Of course this does not mean that markets have no utility. However there seems to be a bit of a Hawthorn effect in operation - the case studies seem to be of start ups but with no continuation. I could well be wrong here, but that is the impression I am getting. Markets are there as an way of handling trade, indirectly they may predict but it is not their primary purpose. However I think there are better ways of using crowd wisdom. Distributing part problems to lists of players, engaging social networks on the basis of engagement. Not everything has to be reduced to money surely?
Comments (4)
Interesting that the McKinsey article referenced in Tom's post gives Google examples where they find people underestimate the possibility of extreme events. I think this relates to the "Gaussianitis" post from the CE guest blogger Pierpaolo Andriani. Fat-tailed distributions. Intuitively they are quite challenging but they seem to be pervasive.

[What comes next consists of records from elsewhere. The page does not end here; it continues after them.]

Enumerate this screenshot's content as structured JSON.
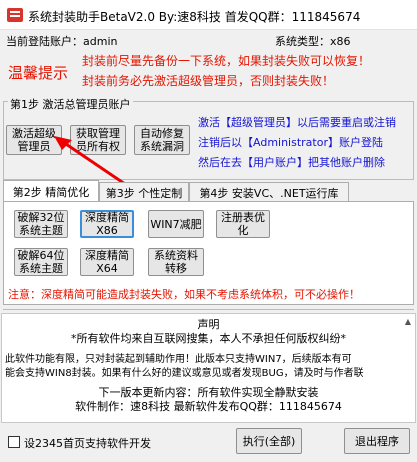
{
  "window": {
    "title": "系统封装助手BetaV2.0  By:速8科技  首发QQ群：111845674"
  },
  "header": {
    "current_user_label": "当前登陆账户：admin",
    "system_type_label": "系统类型：x86"
  },
  "tips": {
    "label": "温馨提示",
    "line1": "封装前尽量先备份一下系统，如果封装失败可以恢复！",
    "line2": "封装前务必先激活超级管理员，否则封装失败！"
  },
  "step1": {
    "title": "第1步 激活总管理员账户",
    "buttons": {
      "activate_admin": [
        "激活超级",
        "管理员"
      ],
      "take_ownership": [
        "获取管理",
        "员所有权"
      ],
      "auto_repair": [
        "自动修复",
        "系统漏洞"
      ]
    },
    "info_line1": "激活【超级管理员】以后需要重启或注销",
    "info_line2": "注销后以【Administrator】账户登陆",
    "info_line3": "然后在去【用户账户】把其他账户删除"
  },
  "tabs": [
    "第2步 精简优化",
    "第3步 个性定制",
    "第4步 安装VC、.NET运行库"
  ],
  "step2": {
    "buttons": {
      "crack32": [
        "破解32位",
        "系统主题"
      ],
      "deep_x86": [
        "深度精简",
        "X86"
      ],
      "win7_slim": [
        "WIN7减肥"
      ],
      "registry_opt": [
        "注册表优",
        "化"
      ],
      "crack64": [
        "破解64位",
        "系统主题"
      ],
      "deep_x64": [
        "深度精简",
        "X64"
      ],
      "sys_migrate": [
        "系统资料",
        "转移"
      ]
    },
    "warning": "注意：深度精简可能造成封装失败，如果不考虑系统体积，可不必操作！"
  },
  "statement": {
    "title": "声明",
    "line1": "*所有软件均来自互联网搜集，本人不承担任何版权纠纷*",
    "line2": "此软件功能有限，只对封装起到辅助作用！此版本只支持WIN7，后续版本有可",
    "line3": "能会支持WIN8封装。如果有什么好的建议或意见或者发现BUG，请及时与作者联",
    "line4": "下一版本更新内容：所有软件实现全静默安装",
    "line5": "软件制作：速8科技      最新软件发布QQ群：111845674"
  },
  "footer": {
    "checkbox_label": "设2345首页支持软件开发",
    "execute_label": "执行(全部)",
    "exit_label": "退出程序"
  }
}
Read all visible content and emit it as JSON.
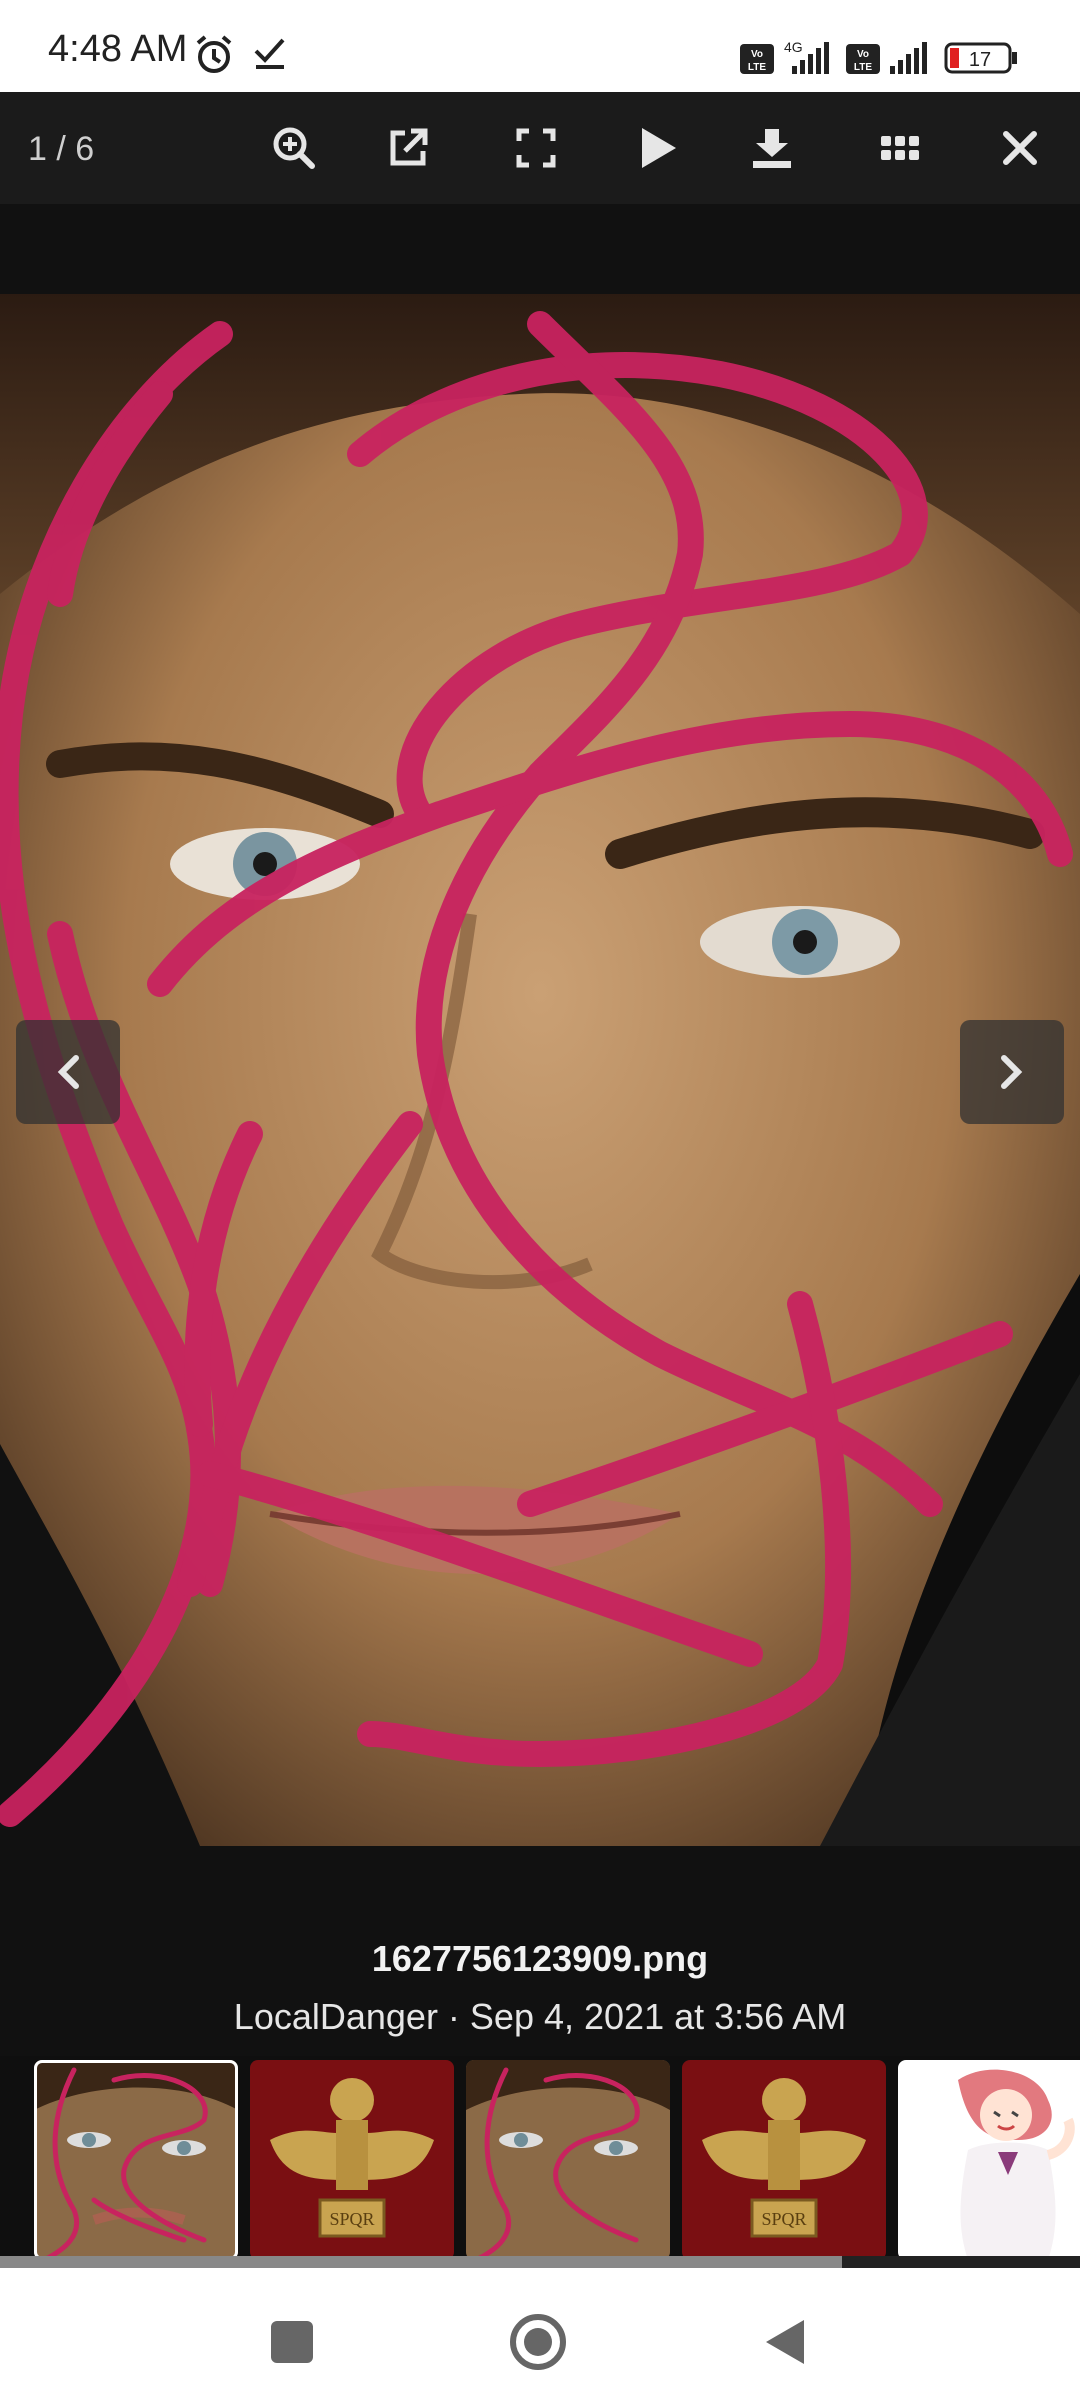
{
  "status_bar": {
    "time": "4:48 AM",
    "icons": [
      "alarm-icon",
      "check-icon",
      "volte-icon",
      "signal-4g-icon",
      "volte-icon",
      "signal-icon",
      "battery-icon"
    ],
    "network": "4G",
    "battery_level": "17"
  },
  "viewer": {
    "counter": "1 / 6",
    "tools": [
      "zoom-in-icon",
      "open-external-icon",
      "fullscreen-icon",
      "play-icon",
      "download-icon",
      "grid-icon",
      "close-icon"
    ]
  },
  "image": {
    "filename": "1627756123909.png",
    "meta": "LocalDanger · Sep 4, 2021 at 3:56 AM"
  },
  "thumbnails": [
    {
      "type": "face",
      "active": true
    },
    {
      "type": "eagle",
      "active": false,
      "label": "SPQR"
    },
    {
      "type": "face",
      "active": false
    },
    {
      "type": "eagle",
      "active": false,
      "label": "SPQR"
    },
    {
      "type": "anime",
      "active": false
    }
  ],
  "colors": {
    "scribble": "#c8235f",
    "toolbar_bg": "#1b1b1b",
    "eagle_gold": "#c9a450",
    "eagle_bg": "#7a0f12"
  }
}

Posted by Wayne Zandbergen | April 18, 2008 2:25 PM
Posted on April 18, 2008 14:25
Dave - The question is less: "Are prediction markets free from bias?" and more: "Do they produce more reliable predictions than other approaches?"
You can knock them down on a conceptual level but do they work (better) in practice? I think the jury's out - there are lots of reasons why they haven't taken off.
And prediction markets are more a form or betting / speculation than handling trade - but the same can be said of the derivatives markets.
Posted by Matt Moore | April 19, 2008 2:44 PM
Posted on April 19, 2008 14:44
I think you can argue that if something is theoretically wrong then the chance of it sustaining itself is weak. From what I have seen so far Prediction Markets work until people realise how they work, then they game the system. Markets produce deviant basis around the measurement vector (trading options on coffee not coffee) as they mature. Its one of the downsides.
SO I am interested to see what Tom picks up
Posted by Dave Snowden
|
April 19, 2008 5:16 PM
Posted on April 19, 2008 17:16
To quote a colleague -
"As an example of mis-pricing, in fall/winter (before Iowa) you could buy a 'not McCain/Romney/Guliani' presidential prediction contract for, say, $0.02. But the day they announced they were separating Huckabee out of the also-rans, his contract began trading at, say, $0.10 while the 'also-rans' sank only to $0.01 (or something like this). So Huckabee + others was worth $0.02, but Huckabee alone + others alone is worth $0.11, which makes no sense and gives some evidence of the limits of such tools."